Combine the two indicators by using the 'add' function with a weight of 0.5 for each indicator. Interpret the map of the new combined indicator and show on the map which areas of the Iberian Peninsula are expected to be more vulnerable. Save the result as new indicator 'Iberian Peninsula heat vulnerability'.

Extended approach

  1. Review of existing literature on minimum mortality temperatures for the city of Lisbon
    (the 'ground work' of the more advanced user)

    User consulted literature on the association between temperature and mortality for the city of Lisbon and found that there is a triggering effect on mortality when maximum daily temperature exceeds a given threshold 34 degrees (Garcia-Herrera et al 2010). Note this number as 'mortality threshold'. The impact researcher wants now to investigate how likely (e.g. how many days in a year) this literature-informed temperature is expected to be overcome in the future for the region around the city of Lisbon.
    The researcher knows in addition that climate models do not resolve well urban processes taking place at smaller scales, in particular the UHI effect; which makes temperatures within the city in average higher than those observed in the rural surroundings. Therefore, temperature estimates from model projections are not entirely representative of the temperatures within the city, but an average value that is expected across a large geographic area. In order to conduct a realistic assessment of heat-stress at the city scale, the UHI effect has to be somehow integrated in the analysis.

  2. Estimating the UHI effect for the city of Lisbon
    In the 'Map viewer' load the UHI indicator for the city of Lisbon and chose the summer of 2006 as time step. Using the histogram functionality determine the most frequent value of UHI in that summer and note it. Repeat it for the subsequent years (2006-2013) in order to have a rough idea of the variability in UHI potential in the city of Lisbon. If you like you can do an average of the most frequent value found across all year or you can just pick one year and use it. Note the value as 'UHI potential'.

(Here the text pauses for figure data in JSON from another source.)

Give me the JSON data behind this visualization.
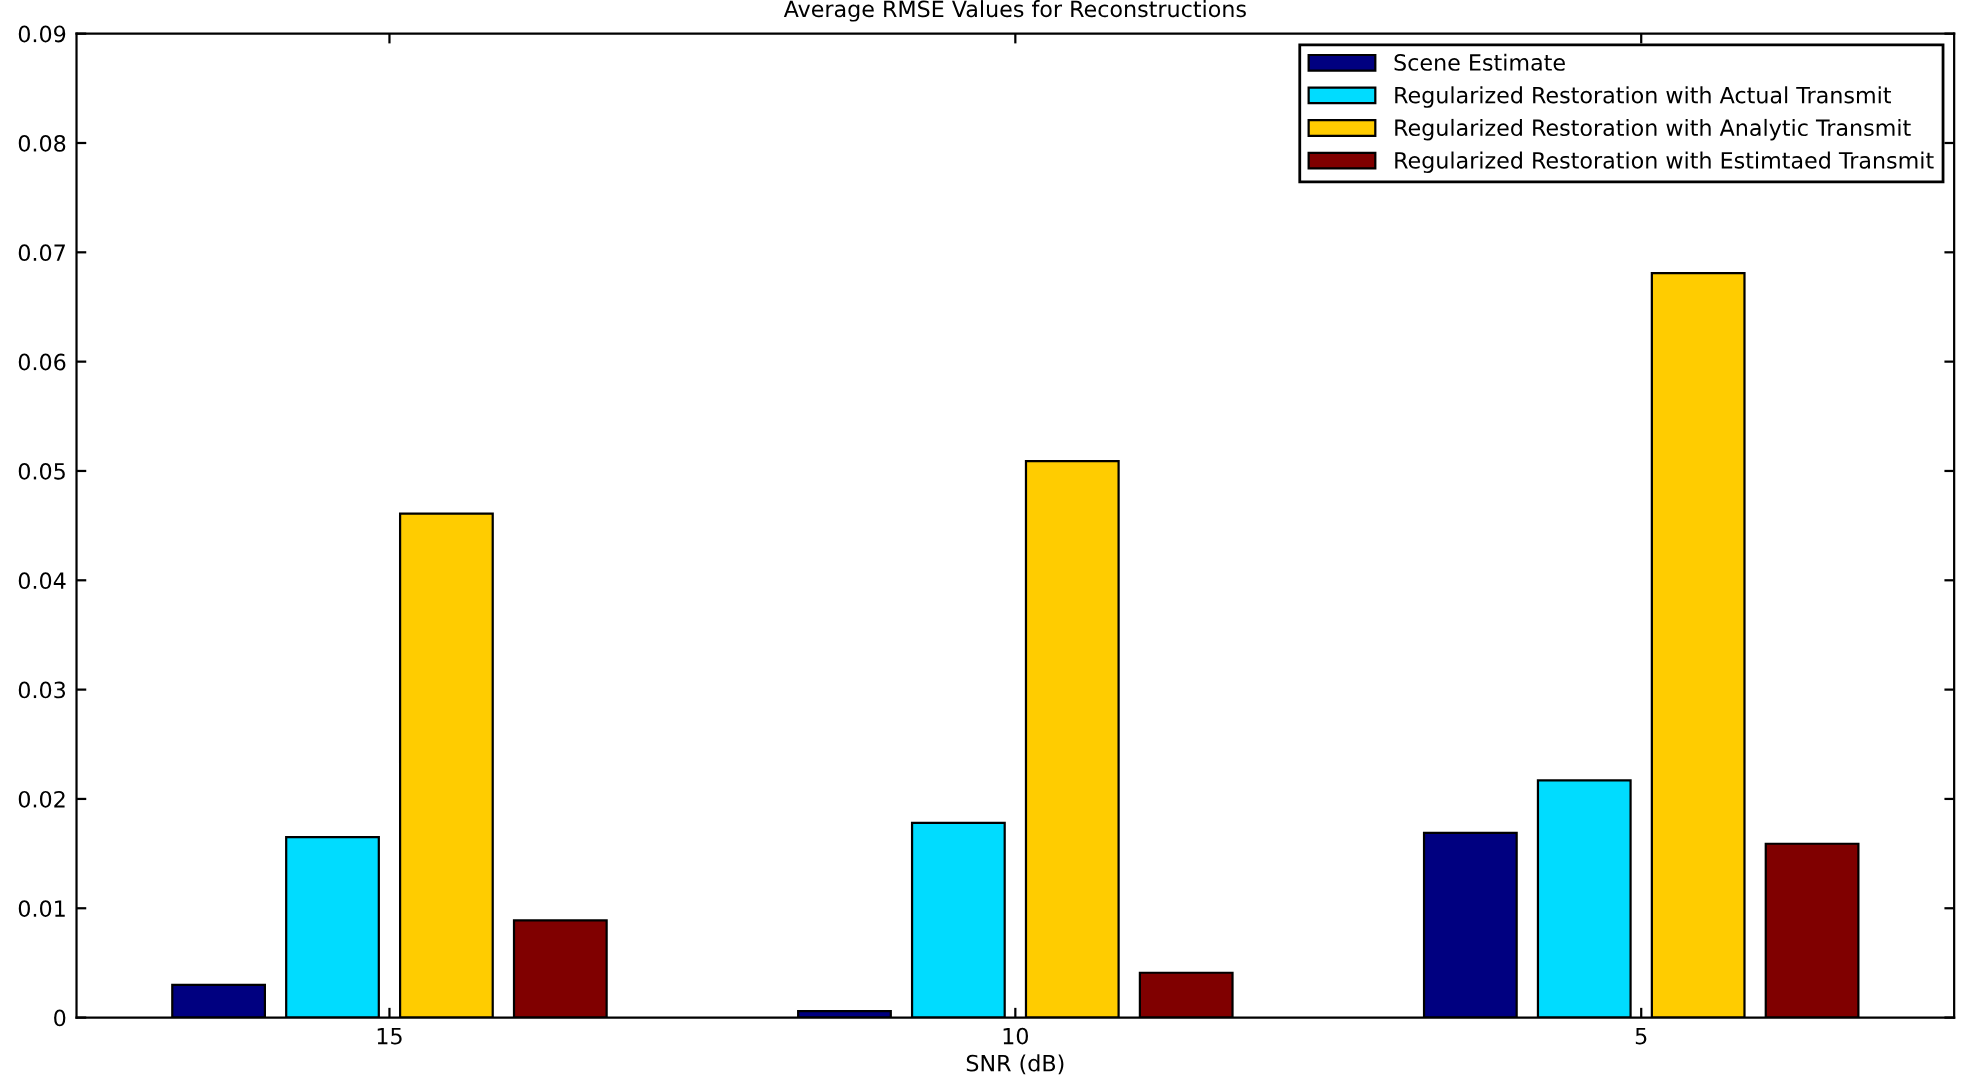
{
  "chart_data": {
    "type": "bar",
    "title": "Average RMSE Values for Reconstructions",
    "xlabel": "SNR (dB)",
    "categories": [
      "15",
      "10",
      "5"
    ],
    "series": [
      {
        "name": "Scene Estimate",
        "color": "#000080",
        "values": [
          0.003,
          0.0006,
          0.0169
        ]
      },
      {
        "name": "Regularized Restoration with Actual Transmit",
        "color": "#00dcff",
        "values": [
          0.0165,
          0.0178,
          0.0217
        ]
      },
      {
        "name": "Regularized Restoration with Analytic Transmit",
        "color": "#ffcc00",
        "values": [
          0.0461,
          0.0509,
          0.0681
        ]
      },
      {
        "name": "Regularized Restoration with Estimtaed Transmit",
        "color": "#800000",
        "values": [
          0.0089,
          0.0041,
          0.0159
        ]
      }
    ],
    "ylim": [
      0,
      0.09
    ],
    "yticks": [
      0,
      0.01,
      0.02,
      0.03,
      0.04,
      0.05,
      0.06,
      0.07,
      0.08,
      0.09
    ],
    "grid": false,
    "legend": "top right"
  }
}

  3. Calculate a tailor-made temperature indicator
    Get to the 'Processing tool' and chose the functionality 'process simple index'. Proceed with selecting '2020-01-01/2050-12-31' as time range. Name your output as 'heat-mortality risk days'.
    In the next steps select 'tasmax' (maximum air temperature) as the variable. For the purposes of this demonstration select as input the ‘maximum daily temperature’ dataset corresponding to the RCP 4.5. Chose 'year' as the slice mode so you get days a certain threshold in a year.
    The final step is to choose the threshold value. In our case our threshold will be the resulting value of 'mortality threshold'- 'UHI potential'- this is done in order to correct for the fact that the temperatures given by models do not include the UHI phenomena.

  4. Assess risk-days frequencies
    Load the in the 'Map viewer' the newly created 'heat-mortality risk days'. Find Lisbon and zoom a bit out. Then use the histogram functionality in order to estimate how many days per year are expected to be above the corrected mortality threshold for the region of Lisbon. Note that the histogram tool provides you the histogram for the visible extent in your screen. Zooming in and out changes the extent and hence the shape of the histogram.